"İnsanlarla Geçinebilme Sanatı" adlı bu çalışmaya yönelmemizin sebebi; isimleri Müslüman, fakat tavır ve davranışları İslamiyet'i temsil etmeyen etrafımızdaki insanların mevcudiyetidir. Oysa asırlarca İslam medeniyetine beşiklik yapmış bu topraklarda İslam'ın ahlakı, onun edebi, adabı ve onun değerleri hâkim olmalıydı.
Burada yaşayan insanlar, bütün insani özellikleri ve Yüce İslam'ın o mükemmel ahlaki faziletlerini üzerlerinde taşıyarak, gayrimüslimlere örneklik teşkil etmeliydi.
İnsan hak ve hürriyetleri, özgürlükler, terbiye ve talim, tahammül ve hoşgörü, anlatım, üslup ve diğer konularda bütün insanlara nispetle örnek bir tutum ve davranış sergilemeliydiler.

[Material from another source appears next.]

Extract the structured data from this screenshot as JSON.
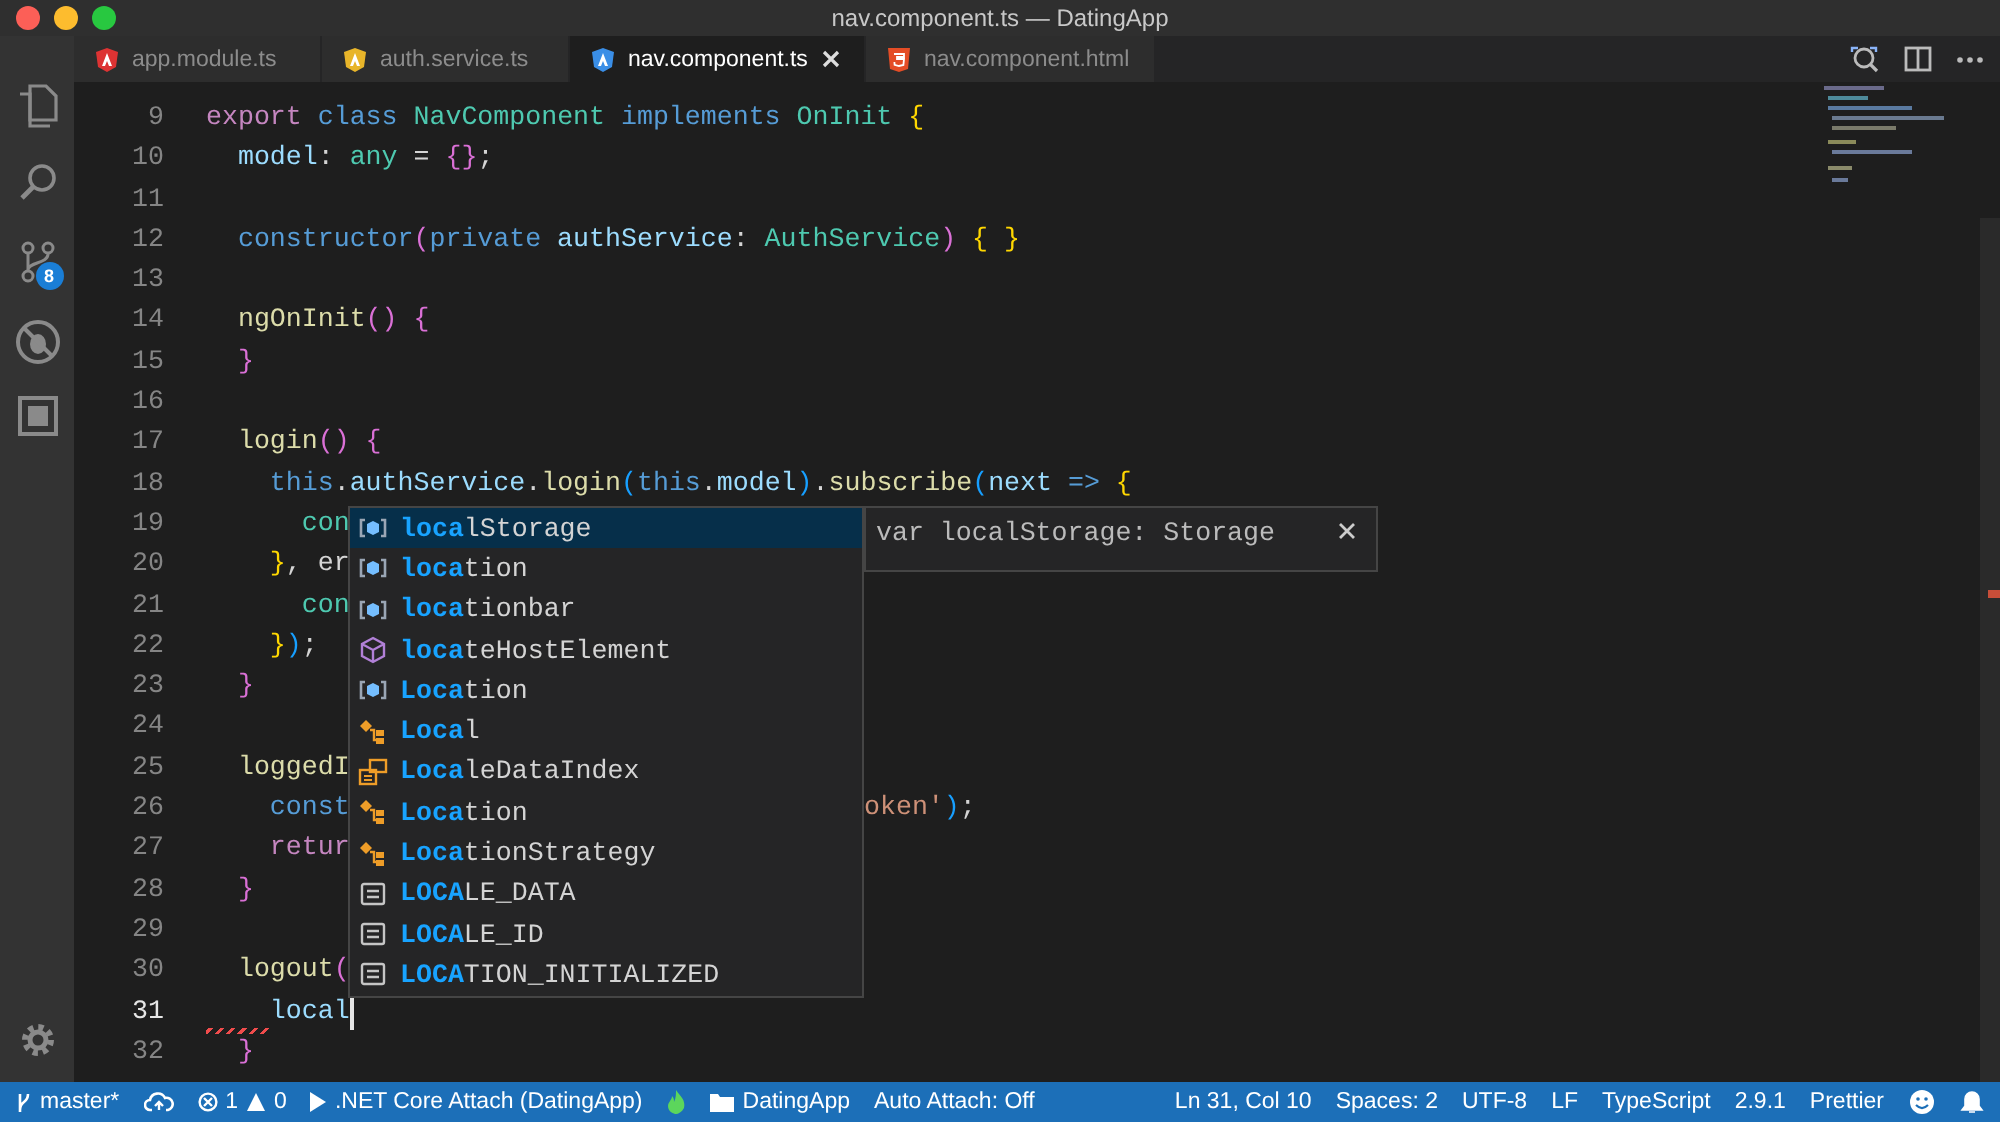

En iyi aile tarzını, en mükemmel toplumsal hayatı ve en güzel ilişki ve davranış biçimini sunmalıydılar.
Dargınlıkların, küskünlüklerin, kargaşaların, kavgaların, çatışmaların, cinayetlerin, en az olması geren yerler bu topraklar olmalıydı. "Hiç şüphesiz ben, ahlaki güzellikleri tamamlamak için gönderildim" diye buyuran bir Peygamberin ümmeti olarak bunlar, aileleriyle, akrabalarıyla, komşularıyla ve diğer insanlarla en iyi münasebet tarzını gerçekleştirmeli; en adil, en dürüst ve en iyi bir ahlaki tutum sergilemeliydiler.